Beau garçon au physique typiquement italien, au charme simple, à la sympathie sans complication, Giuliano Gemma a débuté dans des petits rôles (« BEN-HUR », « LE GUÉPARD »), des péplums (« LES TITANS »), avant de percer dans le western italien, dans un emploi finalement assez rare de héros bon-teint, rasé de près et pétri de bonnes intentions.

Il revient de la guerre de Sécession dans « UN DOLLAR TROUÉ », infiltre un gang dans le rôle-titre de « UN PISTOLET POUR RINGO » (où il apparaît sous le pseudo Montgomery Wood !), il veut venger sa famille RETOUR RINGOmassacrée dans « LE RETOUR DE RINGO » (où pour compliquer encore les choses, son personnage s’appelle en réalité Montgomery Brown !), il est accusé à tort de meurtre dans « ADIÓS GRINGO », joue un ex-forçat se muant en vengeur dans « ARIZONA COLT », un lieutenant prisonnier de guerre dans « TROIS CAVALIERS POUR FORT YUMA », un évadé avide de revanche dans « LES LONGS JOURS DE LA VENGEANCE ».
Gemma trouve un de ses bons rôles dans « LE DERNIER JOUR DE LA COLÈRE », en homme à tout faire, méprisé de tous, auquel un vieux pistolero apprend à se battre. Son face à face avec Lee Van Cleef est impeccable.

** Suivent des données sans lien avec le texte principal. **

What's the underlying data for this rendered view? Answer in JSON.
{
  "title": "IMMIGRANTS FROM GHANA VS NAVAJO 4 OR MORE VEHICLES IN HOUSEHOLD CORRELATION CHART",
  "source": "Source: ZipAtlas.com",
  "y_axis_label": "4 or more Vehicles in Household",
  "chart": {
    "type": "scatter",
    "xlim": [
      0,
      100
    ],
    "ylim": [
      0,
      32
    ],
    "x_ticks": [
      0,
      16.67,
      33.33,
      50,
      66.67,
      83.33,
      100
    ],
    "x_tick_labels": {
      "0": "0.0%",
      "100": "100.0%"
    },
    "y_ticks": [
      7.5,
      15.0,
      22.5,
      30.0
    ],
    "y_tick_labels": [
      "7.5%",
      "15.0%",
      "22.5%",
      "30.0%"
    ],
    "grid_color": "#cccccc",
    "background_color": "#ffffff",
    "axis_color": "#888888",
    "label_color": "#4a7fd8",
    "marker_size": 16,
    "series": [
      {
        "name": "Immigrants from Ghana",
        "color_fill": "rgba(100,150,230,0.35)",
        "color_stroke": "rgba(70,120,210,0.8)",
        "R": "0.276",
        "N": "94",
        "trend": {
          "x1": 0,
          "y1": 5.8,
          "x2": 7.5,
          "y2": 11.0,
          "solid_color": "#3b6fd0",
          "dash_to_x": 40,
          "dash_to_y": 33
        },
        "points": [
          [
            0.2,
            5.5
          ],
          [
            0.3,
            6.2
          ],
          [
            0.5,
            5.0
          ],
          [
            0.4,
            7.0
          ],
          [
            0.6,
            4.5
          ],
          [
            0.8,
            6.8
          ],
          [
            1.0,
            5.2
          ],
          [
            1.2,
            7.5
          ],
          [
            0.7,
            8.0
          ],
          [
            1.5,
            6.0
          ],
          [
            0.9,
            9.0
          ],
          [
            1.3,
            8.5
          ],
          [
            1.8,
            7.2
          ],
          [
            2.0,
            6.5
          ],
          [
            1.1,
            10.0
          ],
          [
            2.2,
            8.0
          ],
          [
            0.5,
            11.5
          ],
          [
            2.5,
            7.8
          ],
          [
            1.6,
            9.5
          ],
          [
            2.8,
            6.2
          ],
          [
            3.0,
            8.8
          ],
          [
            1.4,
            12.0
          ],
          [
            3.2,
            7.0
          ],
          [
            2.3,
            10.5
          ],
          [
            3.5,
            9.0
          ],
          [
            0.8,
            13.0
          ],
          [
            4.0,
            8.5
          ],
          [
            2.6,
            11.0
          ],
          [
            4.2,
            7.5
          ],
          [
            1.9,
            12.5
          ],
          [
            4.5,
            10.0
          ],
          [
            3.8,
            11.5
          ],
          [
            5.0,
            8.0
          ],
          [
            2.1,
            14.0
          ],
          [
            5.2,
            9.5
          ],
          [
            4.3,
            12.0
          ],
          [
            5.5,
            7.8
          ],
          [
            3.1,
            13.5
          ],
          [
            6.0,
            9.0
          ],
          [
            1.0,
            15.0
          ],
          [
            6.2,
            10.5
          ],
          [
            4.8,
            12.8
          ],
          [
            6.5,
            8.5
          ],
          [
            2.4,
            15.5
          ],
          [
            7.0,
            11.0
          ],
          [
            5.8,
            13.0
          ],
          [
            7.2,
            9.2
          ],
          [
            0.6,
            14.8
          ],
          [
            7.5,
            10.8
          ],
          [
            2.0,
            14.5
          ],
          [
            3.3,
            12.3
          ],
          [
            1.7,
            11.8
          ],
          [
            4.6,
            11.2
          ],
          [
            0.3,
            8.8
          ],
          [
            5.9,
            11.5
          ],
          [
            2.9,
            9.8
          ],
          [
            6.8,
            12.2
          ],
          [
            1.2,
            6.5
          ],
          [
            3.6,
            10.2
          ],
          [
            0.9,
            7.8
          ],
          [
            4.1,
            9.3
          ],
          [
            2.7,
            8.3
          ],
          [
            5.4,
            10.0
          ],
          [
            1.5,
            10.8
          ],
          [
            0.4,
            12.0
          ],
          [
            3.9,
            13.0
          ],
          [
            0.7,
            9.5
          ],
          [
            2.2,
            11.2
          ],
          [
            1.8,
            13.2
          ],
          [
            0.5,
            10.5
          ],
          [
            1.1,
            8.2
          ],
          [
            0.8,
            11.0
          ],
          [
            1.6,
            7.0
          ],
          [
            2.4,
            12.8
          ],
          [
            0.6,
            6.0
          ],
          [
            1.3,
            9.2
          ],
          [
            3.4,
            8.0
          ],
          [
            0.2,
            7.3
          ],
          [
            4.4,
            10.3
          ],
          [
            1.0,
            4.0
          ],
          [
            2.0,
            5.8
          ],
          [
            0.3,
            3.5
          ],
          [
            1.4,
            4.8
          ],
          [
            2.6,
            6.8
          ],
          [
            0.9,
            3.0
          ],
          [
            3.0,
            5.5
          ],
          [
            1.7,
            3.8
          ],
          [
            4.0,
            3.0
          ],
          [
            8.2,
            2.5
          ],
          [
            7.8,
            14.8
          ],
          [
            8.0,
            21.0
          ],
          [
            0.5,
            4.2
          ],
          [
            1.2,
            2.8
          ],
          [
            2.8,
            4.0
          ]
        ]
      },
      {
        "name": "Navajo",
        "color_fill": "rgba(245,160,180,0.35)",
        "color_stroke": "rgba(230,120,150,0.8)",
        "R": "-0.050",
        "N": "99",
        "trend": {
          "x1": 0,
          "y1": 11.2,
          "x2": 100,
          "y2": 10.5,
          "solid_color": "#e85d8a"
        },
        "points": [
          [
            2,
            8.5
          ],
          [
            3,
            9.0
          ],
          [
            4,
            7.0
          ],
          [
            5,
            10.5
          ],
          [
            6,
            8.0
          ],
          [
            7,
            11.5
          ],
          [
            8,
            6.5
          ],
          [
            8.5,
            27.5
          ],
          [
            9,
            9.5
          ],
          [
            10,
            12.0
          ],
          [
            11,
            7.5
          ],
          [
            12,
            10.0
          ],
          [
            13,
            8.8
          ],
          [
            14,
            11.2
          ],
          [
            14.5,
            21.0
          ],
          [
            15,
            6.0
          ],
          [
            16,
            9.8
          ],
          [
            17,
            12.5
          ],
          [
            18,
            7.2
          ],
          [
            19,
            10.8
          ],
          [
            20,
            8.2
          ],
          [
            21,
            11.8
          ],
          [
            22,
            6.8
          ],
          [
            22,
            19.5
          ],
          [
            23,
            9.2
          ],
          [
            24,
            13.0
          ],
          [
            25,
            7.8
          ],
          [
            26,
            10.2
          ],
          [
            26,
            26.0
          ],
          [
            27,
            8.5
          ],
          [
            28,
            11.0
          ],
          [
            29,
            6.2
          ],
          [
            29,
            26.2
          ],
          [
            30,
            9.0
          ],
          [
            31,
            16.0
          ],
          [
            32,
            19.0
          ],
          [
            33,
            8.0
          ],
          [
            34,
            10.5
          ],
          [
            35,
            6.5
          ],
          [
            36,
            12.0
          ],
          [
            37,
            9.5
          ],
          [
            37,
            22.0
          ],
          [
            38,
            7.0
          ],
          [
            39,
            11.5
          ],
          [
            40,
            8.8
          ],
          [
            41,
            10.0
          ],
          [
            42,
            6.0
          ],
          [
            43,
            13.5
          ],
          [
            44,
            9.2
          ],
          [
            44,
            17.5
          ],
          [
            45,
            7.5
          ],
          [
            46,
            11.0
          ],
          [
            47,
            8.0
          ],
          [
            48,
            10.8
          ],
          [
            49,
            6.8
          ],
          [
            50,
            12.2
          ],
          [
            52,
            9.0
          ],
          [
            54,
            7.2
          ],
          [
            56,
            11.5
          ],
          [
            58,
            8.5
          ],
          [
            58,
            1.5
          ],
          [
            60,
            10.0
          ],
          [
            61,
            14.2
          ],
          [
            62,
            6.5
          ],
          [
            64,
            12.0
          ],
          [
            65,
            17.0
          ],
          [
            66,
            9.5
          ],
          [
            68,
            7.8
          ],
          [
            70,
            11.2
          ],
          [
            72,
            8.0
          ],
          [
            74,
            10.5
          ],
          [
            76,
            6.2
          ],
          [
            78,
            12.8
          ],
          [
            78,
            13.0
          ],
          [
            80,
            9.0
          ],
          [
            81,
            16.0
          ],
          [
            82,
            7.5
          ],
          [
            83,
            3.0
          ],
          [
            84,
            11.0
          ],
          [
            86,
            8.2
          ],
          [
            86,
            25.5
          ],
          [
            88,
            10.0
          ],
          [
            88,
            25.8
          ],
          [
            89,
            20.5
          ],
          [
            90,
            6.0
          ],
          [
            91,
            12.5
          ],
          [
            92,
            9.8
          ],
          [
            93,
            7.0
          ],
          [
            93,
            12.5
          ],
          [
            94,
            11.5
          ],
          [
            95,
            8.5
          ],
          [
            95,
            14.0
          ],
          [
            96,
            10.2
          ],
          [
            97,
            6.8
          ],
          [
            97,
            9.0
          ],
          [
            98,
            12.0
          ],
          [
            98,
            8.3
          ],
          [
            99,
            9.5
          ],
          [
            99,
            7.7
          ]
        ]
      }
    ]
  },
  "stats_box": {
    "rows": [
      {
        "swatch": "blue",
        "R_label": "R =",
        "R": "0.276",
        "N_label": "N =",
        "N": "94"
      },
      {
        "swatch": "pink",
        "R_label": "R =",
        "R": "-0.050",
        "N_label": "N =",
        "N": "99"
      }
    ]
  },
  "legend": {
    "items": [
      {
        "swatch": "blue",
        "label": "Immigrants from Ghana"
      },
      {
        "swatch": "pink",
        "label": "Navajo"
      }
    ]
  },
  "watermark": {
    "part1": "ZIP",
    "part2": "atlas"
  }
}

Il joue un shérif poursuivi pour meurtre dans « WANTED – LA RECHERCHE »,  un hors-la-loi voulant se ranger des voitures dans « CIEL DE PLOMB », il est obligé de vivre avec son frère pendant trois mois, pour toucher 300.000 $ dans « LA CHEVAUCHÉE VERS L’OUEST », il est pris dans un complot pour tuer le président des U.S.A. dans « TEXAS », s’essaie à la franche comédie avec « MÉFIE-TOI BEN, CHARLIE VEUT TA PEAU », persiste en jouant un hors-la-loi dans « LE BLANC, LE JAUNE ET LE NOIR », retrouve l’emploi de ses débuts (l’ex-officier revenant de la guerre) dans « CALIFORNIA », et achève son long parcours dans l'Ouest italien, avec le rôle-titre de « TEX ET LE SEIGNEUR DES ABYSSES », où il endosse le costume du légendaire héros de BD transalpine, le Ranger Tex Willer.

 

Post initialement publié en septembre 2009, réactualisé en hommage à l'acteur décédé dans un accident de voiture à l'âge de 75 ans. RIP.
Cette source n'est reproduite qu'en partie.